The idea that multi-cellular life made tracks like this made sense to paleontologists because it made the Cambrian Explosion a little more palatable, a little less……explosive. The famous Cambrian Explosion  refers to a relatively brief (geologically) period of time over 500 million years ago when most of the body plans used by life today were introduced to the world. It was a unique period in evolutionary history that saw such diversification and rapid niche-filling that Darwin himself assumed that it must be an artifact of an incomplete fossil record.

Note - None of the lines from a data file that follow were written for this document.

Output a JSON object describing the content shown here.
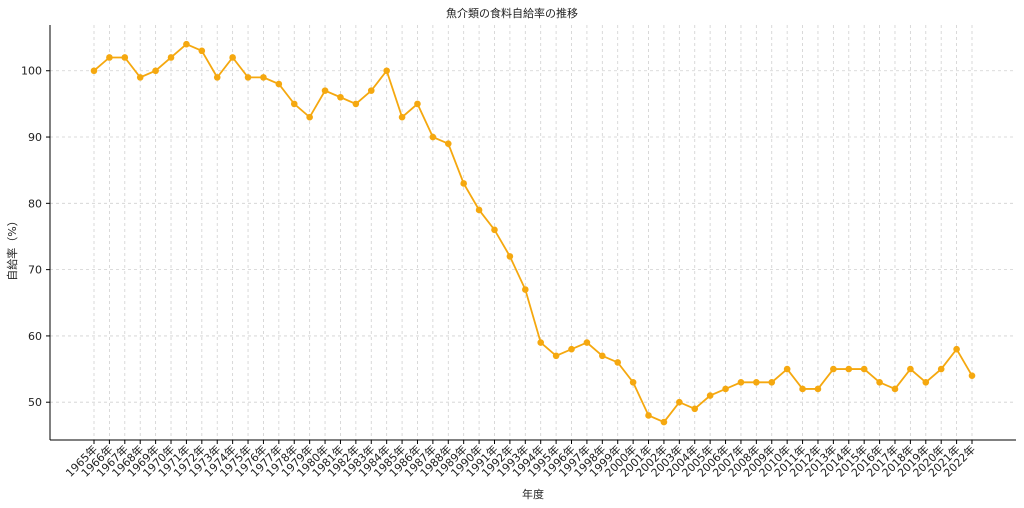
{
  "chart_data": {
    "type": "line",
    "title": "魚介類の食料自給率の推移",
    "x_label": "年度",
    "y_label": "自給率（%）",
    "categories": [
      "1965年",
      "1966年",
      "1967年",
      "1968年",
      "1969年",
      "1970年",
      "1971年",
      "1972年",
      "1973年",
      "1974年",
      "1975年",
      "1976年",
      "1977年",
      "1978年",
      "1979年",
      "1980年",
      "1981年",
      "1982年",
      "1983年",
      "1984年",
      "1985年",
      "1986年",
      "1987年",
      "1988年",
      "1989年",
      "1990年",
      "1991年",
      "1992年",
      "1993年",
      "1994年",
      "1995年",
      "1996年",
      "1997年",
      "1998年",
      "1999年",
      "2000年",
      "2001年",
      "2002年",
      "2003年",
      "2004年",
      "2005年",
      "2006年",
      "2007年",
      "2008年",
      "2009年",
      "2010年",
      "2011年",
      "2012年",
      "2013年",
      "2014年",
      "2015年",
      "2016年",
      "2017年",
      "2018年",
      "2019年",
      "2020年",
      "2021年",
      "2022年"
    ],
    "values": [
      100,
      102,
      102,
      99,
      100,
      102,
      104,
      103,
      99,
      102,
      99,
      99,
      98,
      95,
      93,
      97,
      96,
      95,
      97,
      100,
      93,
      95,
      90,
      89,
      83,
      79,
      76,
      72,
      67,
      59,
      57,
      58,
      59,
      57,
      56,
      53,
      48,
      47,
      50,
      49,
      51,
      52,
      53,
      53,
      53,
      55,
      52,
      52,
      55,
      55,
      55,
      53,
      52,
      55,
      53,
      55,
      58,
      54
    ],
    "color": "#f5a80f",
    "ylim": [
      44.3,
      106.9
    ],
    "yticks": [
      50,
      60,
      70,
      80,
      90,
      100
    ],
    "grid": true
  }
}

If the apparently dull and simple pre-cambrian period had complicated life in it leaving tracks all over the place, then that would show that the stage was being set for the coming Cambrian explosion. It was just hard to notice because the multi-cellular life that existed then hadn’t evolved the nice hard parts that fossilized so nicely and made the coming explosion seem so sudden.

If simple little grape-sized amoebas could make these tracks then we really have no solid evidence that the pre-cambrian wasn’t simple and boring. This makes the Cambrian even more interesting and special in my eyes.

Matz then had to go and say this:
“It wasn’t a gradual development of complexity,…Instead these things suddenly seemed to burst out of a magic box.”

You know, this guy Matz seems like a nice guy and he probably made a cool discovery here but did he have to say “MAGIC BOX”?

Hello, McFly!
Talk about giving creationists a freebie. That was really a naïve statement to make considering how easy it is to misinterpret and quote out of context. In fact I found a few anti-evolution websites that jumped all over it.
One of them printed Matz’s quote and then commented with just 3 words: “Need we elaborate”.

Need I elaborate?

1 comment to Macro Microbes Rewrite Evolution?

  • johntheplumber

    Hi Bob

    Belief is in essence blind – blind that is to any problems that might confront it.

    You appear to wish to turn evolution into blind belief.

    A problem confronting evolution, ever since Darwin argued in gentlemanly fashion with Falconer the eminent palaeontologist, is that the fossil record exhibits long stability with gaps, rather than a gradual progression – this exemplified by the Cambrian explosion.

    Pre-cambrian ‘trace fossils’ gave credence to gradualism – but Mikhail Matz’ work would swing the pendulum towards stability with gaps.

    Of course gaps in evolution have to be crossed – but when the dictum is nature does not make leaps, then the problem is, what exactly does happen in the short space of geological time between one relatively stable species and the next?

    Matz points metaphorically but clearly to this problem, in effect asking what is in the Magic Box.

    You though seem to be more worried though about his use of the words Magic and Box than to acknowledge the problem which the box contains. Is this really a good skeptic’s approach.

    You seem to suggest that the problem should be hidden, perhaps in scientific gobbledygook, rather than dealing with it – or have I got you wrong?

    Evolution surely cannot progress if science is fearful of facing criticism based only on blind belief – however, if science is afraid to see and face the problems then evolution too becomes blind belief.

    What do you think might be in the Magic Box?